The Commodities Feed: Nickel spreads weaken
Your daily roundup of commodity news and ING views
LME nickel spreads weaken
Energy
OPEC cuts & Saudi Aramco IPO: Oil prices bounced higher yesterday after Reuters reported that OPEC+ is considering making deeper cuts into 2020, with worries over slowing demand growth. However, the first aim will be to get other OPEC members who are not complying with the deal to do so. Any decision on deeper cuts will likely only be made at the OPEC meeting in early December, and so expect plenty of noise between now and then. The news yesterday did see a bounce
The key issue for OPEC+ is who would be willing to cut output even more. The group and its allies under the current deal agreed to cut output by 1.2MMbbls/d, and it will be a struggle to get members to cut a significant amount more, particularly if you have some members who are not pulling their weight when it comes to cuts. Saudi Arabia so far this year has carried the deal, cutting by significantly more than agreed, and looking forward one would expect again that the Saudis will be the ones who have to make the bulk of the cuts. However, with reports that Saudi Aramco is looking at an IPO still this year, this does possibly mean that their desire to support oil prices may not be as strong post IPO.

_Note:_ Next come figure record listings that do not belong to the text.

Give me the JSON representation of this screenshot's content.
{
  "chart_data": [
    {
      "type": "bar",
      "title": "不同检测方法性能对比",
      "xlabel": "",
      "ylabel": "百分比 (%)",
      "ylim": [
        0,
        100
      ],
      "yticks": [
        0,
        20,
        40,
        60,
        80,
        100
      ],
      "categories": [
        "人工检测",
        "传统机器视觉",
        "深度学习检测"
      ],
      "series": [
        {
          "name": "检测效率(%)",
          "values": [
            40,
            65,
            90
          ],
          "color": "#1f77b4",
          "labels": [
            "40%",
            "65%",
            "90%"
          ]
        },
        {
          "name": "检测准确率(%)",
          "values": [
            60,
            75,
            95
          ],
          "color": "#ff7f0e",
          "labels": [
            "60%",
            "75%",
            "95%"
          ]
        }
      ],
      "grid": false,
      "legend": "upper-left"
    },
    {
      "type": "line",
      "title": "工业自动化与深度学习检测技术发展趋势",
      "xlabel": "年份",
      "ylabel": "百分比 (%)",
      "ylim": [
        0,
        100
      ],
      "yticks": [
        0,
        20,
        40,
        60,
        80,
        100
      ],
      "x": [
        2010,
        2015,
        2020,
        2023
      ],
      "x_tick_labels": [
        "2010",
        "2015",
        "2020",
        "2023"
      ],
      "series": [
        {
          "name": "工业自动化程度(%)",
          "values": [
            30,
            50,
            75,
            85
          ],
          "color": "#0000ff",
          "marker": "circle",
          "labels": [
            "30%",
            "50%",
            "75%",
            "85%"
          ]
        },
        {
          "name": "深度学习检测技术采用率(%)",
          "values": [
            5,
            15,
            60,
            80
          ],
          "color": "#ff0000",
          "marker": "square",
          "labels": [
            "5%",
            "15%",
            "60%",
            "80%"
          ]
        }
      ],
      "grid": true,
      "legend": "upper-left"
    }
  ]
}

US crude oil inventories: The API reported yesterday that US crude oil inventories increased by 4.45MMbbls over the last week, which was more than the 3MMbbls increase that the market was expecting. Meanwhile, on the products side, gasoline and distillate fuel oil inventories decreased by 702Mbbls and 3.49MMbbls respectively. The draws in distillates should continue to provide support to middle distillate cracks, with US inventories now some distance below the 5-year average. The more widely followed EIA report will be released later today, and a crude build similar to the API could put immediate renewed pressure on the crude market.
Metals
Nickel balance: In its latest forecasts, the INSG has revised lower its supply deficit estimate for nickel to 79kt in 2019, compared to their previous forecast in May of 84kt. Global primary nickel production is estimated to rise by 8.52% YoY to 2.37mt in 2019, while primary usage is expected to pick-up by 5.2% YoY to 2.45mt for the current year. There is more uncertainty as we move into 2020, but with the Indonesian ore ban brought forward to January 2020, expectations would be for a decline in mine supply. Meanwhile, the LME Nickel cash/3m spread shifted to a contango of US$9/t yesterday, compared to a backwardation of more than US$200/t at the start of this month. The recent weakness in the spread is more in line with the weak physical market, driven largely by the stainless steel market.
ILZSG market balance: Latest data from the ILZSG shows that the global zinc market deficit shrank to 119kt during the first eight months of the year, compared to a deficit of 134kt in 1H19, and a deficit of 219kt during the same time period last year. The shrinking deficit is largely driven by increased Chinese output, driven by healthy treatment charge. The lead market remained in a deficit of 31.3kt in August, while the YTD deficit of 48kt during Jan-Aug 2019, is quite a bit higher than the 11kt deficit seen over the same period last year.
Agriculture
Further soybean buying: Soybean prices continued to strengthen yesterday, and this strength has continued this morning, with media reports that the Chinese government has provided further tariff waivers to importers of US soybeans. The waivers this time around amount to 10mt, and Chinese buyers have already purchased at least 3 cargoes so far as a result. If these full waivers are used, along with previous waivers, US soybean export sales to China should easily exceed the 13.37mt exports in the previous marketing year.